– Я здесь ни при чем, это все наши активисты… Черняков здесь, как и ты, в консервной банке сидит, навроде шпроты под немецкой крышкой, еще бы он знал что-то… Перед ним Ауэрсвальд не отчитывается. У подполья гораздо больше источников и возможностей, тем более из Люблинского гетто кое-кто спасся и вышел на нас… Яков Граяновский, бежавший в январе из Хелмно, рассказал о газвагенах… забивают полный грузовик, человек по семьдесят… Матерь Божья… а потом только трупы выбрасывают, как говяжьи туши из рефрижератора… Пресвятая Дева Мария, когда все это закончится?…
Эва прикусила губу. Немного помолчала.
– Думаешь, в других лагерях будет иначе? Только Гитлер мог придумать такое… Эти нелюди хотят объявить Польшу юден-фрай, как несколько месяцев назад Эстонию и Люксембург… Нужно вывозить больше детей, понимаешь?
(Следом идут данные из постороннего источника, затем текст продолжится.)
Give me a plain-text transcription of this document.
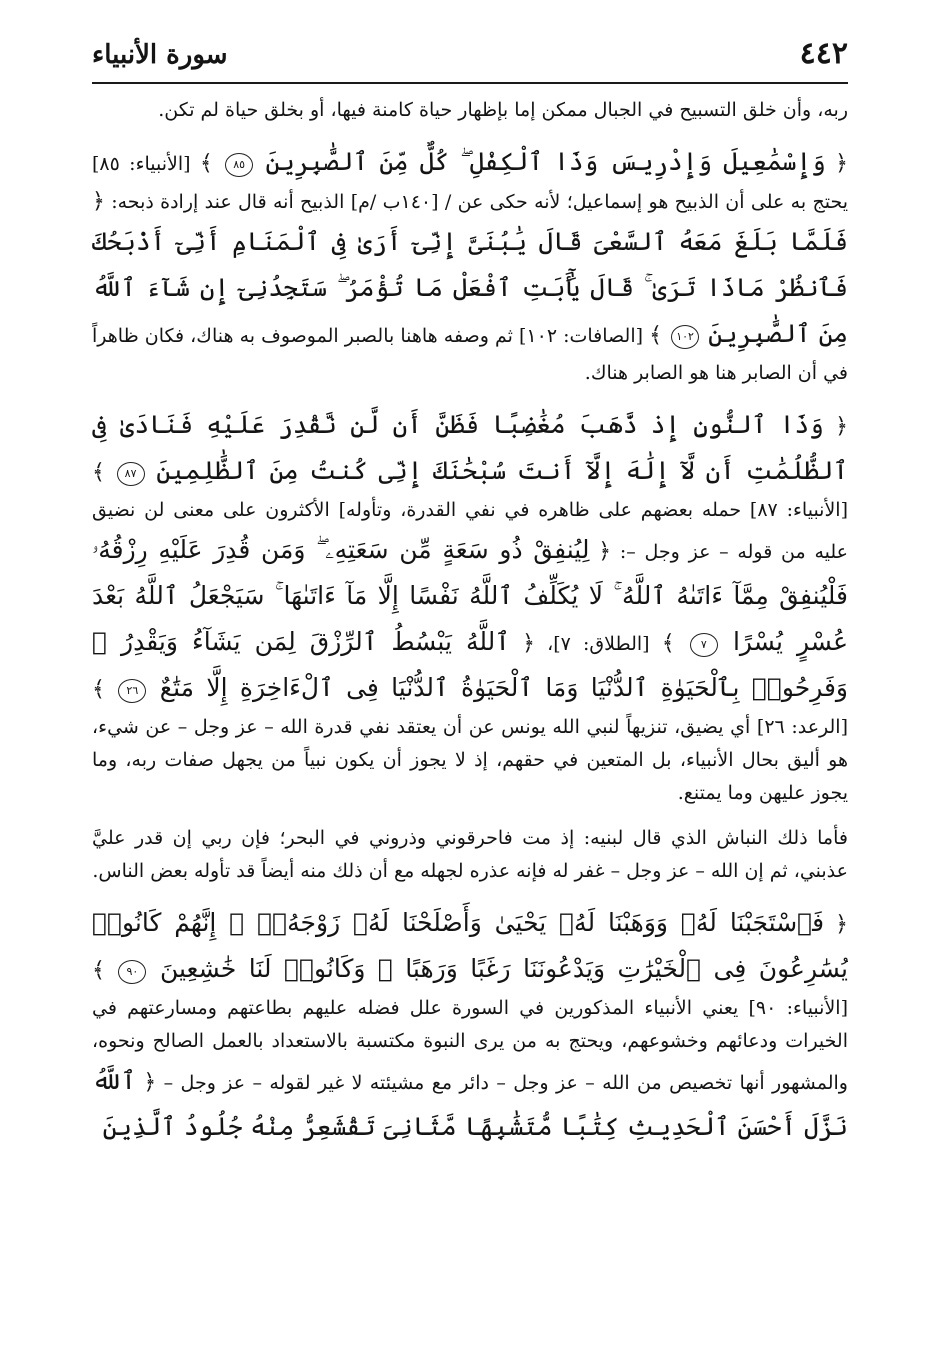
٤٤٢
سورة الأنبياء

ربه، وأن خلق التسبيح في الجبال ممكن إما بإظهار حياة كامنة فيها، أو بخلق حياة لم تكن.

﴿ وَإِسْمَٰعِيلَ وَإِدْرِيسَ وَذَا ٱلْكِفْلِ ۖ كُلٌّ مِّنَ ٱلصَّٰبِرِينَ ٨٥ ﴾ [الأنبياء: ٨٥] يحتج به على أن الذبيح هو إسماعيل؛ لأنه حكى عن / [١٤٠ب /م] الذبيح أنه قال عند إرادة ذبحه: ﴿ فَلَمَّا بَلَغَ مَعَهُ ٱلسَّعْىَ قَالَ يَٰبُنَىَّ إِنِّىٓ أَرَىٰ فِى ٱلْمَنَامِ أَنِّىٓ أَذْبَحُكَ فَٱنظُرْ مَاذَا تَرَىٰ ۚ قَالَ يَٰٓأَبَتِ ٱفْعَلْ مَا تُؤْمَرُ ۖ سَتَجِدُنِىٓ إِن شَآءَ ٱللَّهُ مِنَ ٱلصَّٰبِرِينَ ١٠٢ ﴾ [الصافات: ١٠٢] ثم وصفه هاهنا بالصبر الموصوف به هناك، فكان ظاهراً في أن الصابر هنا هو الصابر هناك.

﴿ وَذَا ٱلنُّونِ إِذ ذَّهَبَ مُغَٰضِبًا فَظَنَّ أَن لَّن نَّقْدِرَ عَلَيْهِ فَنَادَىٰ فِى ٱلظُّلُمَٰتِ أَن لَّآ إِلَٰهَ إِلَّآ أَنتَ سُبْحَٰنَكَ إِنِّى كُنتُ مِنَ ٱلظَّٰلِمِينَ ٨٧ ﴾ [الأنبياء: ٨٧] حمله بعضهم على ظاهره في نفي القدرة، وتأوله] الأكثرون على معنى لن نضيق عليه من قوله – عز وجل –: ﴿ لِيُنفِقْ ذُو سَعَةٍ مِّن سَعَتِهِۦ ۖ وَمَن قُدِرَ عَلَيْهِ رِزْقُهُۥ فَلْيُنفِقْ مِمَّآ ءَاتَىٰهُ ٱللَّهُ ۚ لَا يُكَلِّفُ ٱللَّهُ نَفْسًا إِلَّا مَآ ءَاتَىٰهَا ۚ سَيَجْعَلُ ٱللَّهُ بَعْدَ عُسْرٍ يُسْرًا ٧ ﴾ [الطلاق: ٧]، ﴿ ٱللَّهُ يَبْسُطُ ٱلرِّزْقَ لِمَن يَشَآءُ وَيَقْدِرُ ۚ وَفَرِحُوا۟ بِٱلْحَيَوٰةِ ٱلدُّنْيَا وَمَا ٱلْحَيَوٰةُ ٱلدُّنْيَا فِى ٱلْءَاخِرَةِ إِلَّا مَتَٰعٌ ٢٦ ﴾ [الرعد: ٢٦] أي يضيق، تنزيهاً لنبي الله يونس عن أن يعتقد نفي قدرة الله – عز وجل – عن شيء، هو أليق بحال الأنبياء، بل المتعين في حقهم، إذ لا يجوز أن يكون نبياً من يجهل صفات ربه، وما يجوز عليهن وما يمتنع.

فأما ذلك النباش الذي قال لبنيه: إذ مت فاحرقوني وذروني في البحر؛ فإن ربي إن قدر عليَّ عذبني، ثم إن الله – عز وجل – غفر له فإنه عذره لجهله مع أن ذلك منه أيضاً قد تأوله بعض الناس.

﴿ فَٱسْتَجَبْنَا لَهُۥ وَوَهَبْنَا لَهُۥ يَحْيَىٰ وَأَصْلَحْنَا لَهُۥ زَوْجَهُۥٓ ۚ إِنَّهُمْ كَانُوا۟ يُسَٰرِعُونَ فِى ٱلْخَيْرَٰتِ وَيَدْعُونَنَا رَغَبًا وَرَهَبًا ۖ وَكَانُوا۟ لَنَا خَٰشِعِينَ ٩٠ ﴾ [الأنبياء: ٩٠] يعني الأنبياء المذكورين في السورة علل فضله عليهم بطاعتهم ومسارعتهم في الخيرات ودعائهم وخشوعهم، ويحتج به من يرى النبوة مكتسبة بالاستعداد بالعمل الصالح ونحوه، والمشهور أنها تخصيص من الله – عز وجل – دائر مع مشيئته لا غير لقوله – عز وجل – ﴿ ٱللَّهُ نَزَّلَ أَحْسَنَ ٱلْحَدِيثِ كِتَٰبًا مُّتَشَٰبِهًا مَّثَانِىَ تَقْشَعِرُّ مِنْهُ جُلُودُ ٱلَّذِينَ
Сопротивление хотело бы спасти из квартала нескольких ценных людей – того же Гольдшмита… а у некоторых членов подполья зреет все более твердое желание дать отпор.
Зрачки Отто расширились, он вцепился взглядом в проступившие сквозь темноту контуры губ Эвы: при любом упоминании о восстании Айзенштат наливался кровью, заострялся, как спица, и чувствовал избыток сил. Он хотел было начать расспросы о формирующихся группах еврейского сопротивления – обо всем, что могла знать Эва, но одернул себя, решил пока не развивать волнующую его тему, чтобы не выдать своего нетерпения.
– Дело не в Гитлере… Газовые камеры придумал американский стоматолог еще в двадцатых годах, евгенику обосновал двоюродный брат Дарвина. – Архитектор прокашлялся, прикрывая рот рукавом. – От своего знакомого, бежавшего из СССР, я слышал, что газвагены использовались НКВД на Бутовском полигоне еще до Гитлера, хотя это слухи, конечно… Да что там, даже умница Юнг – активный сторонник эвтаназии душевнобольных, это же еще спартанская мечта, понимаешь? Научный идеализм – то же самое, что фанатизм религиозный, только с чуть другой рожей… а уж в соединении с идеализмом политическим вся эта научная благонамеренность – всеобщая петля… Тамерлан с Наполеоном, конкистадоры, я не знаю, геноцид индейцев или какая-нибудь Османская империя – такое детство рядом со всеми этими научно-политическими изысканиями, прогулочка просто…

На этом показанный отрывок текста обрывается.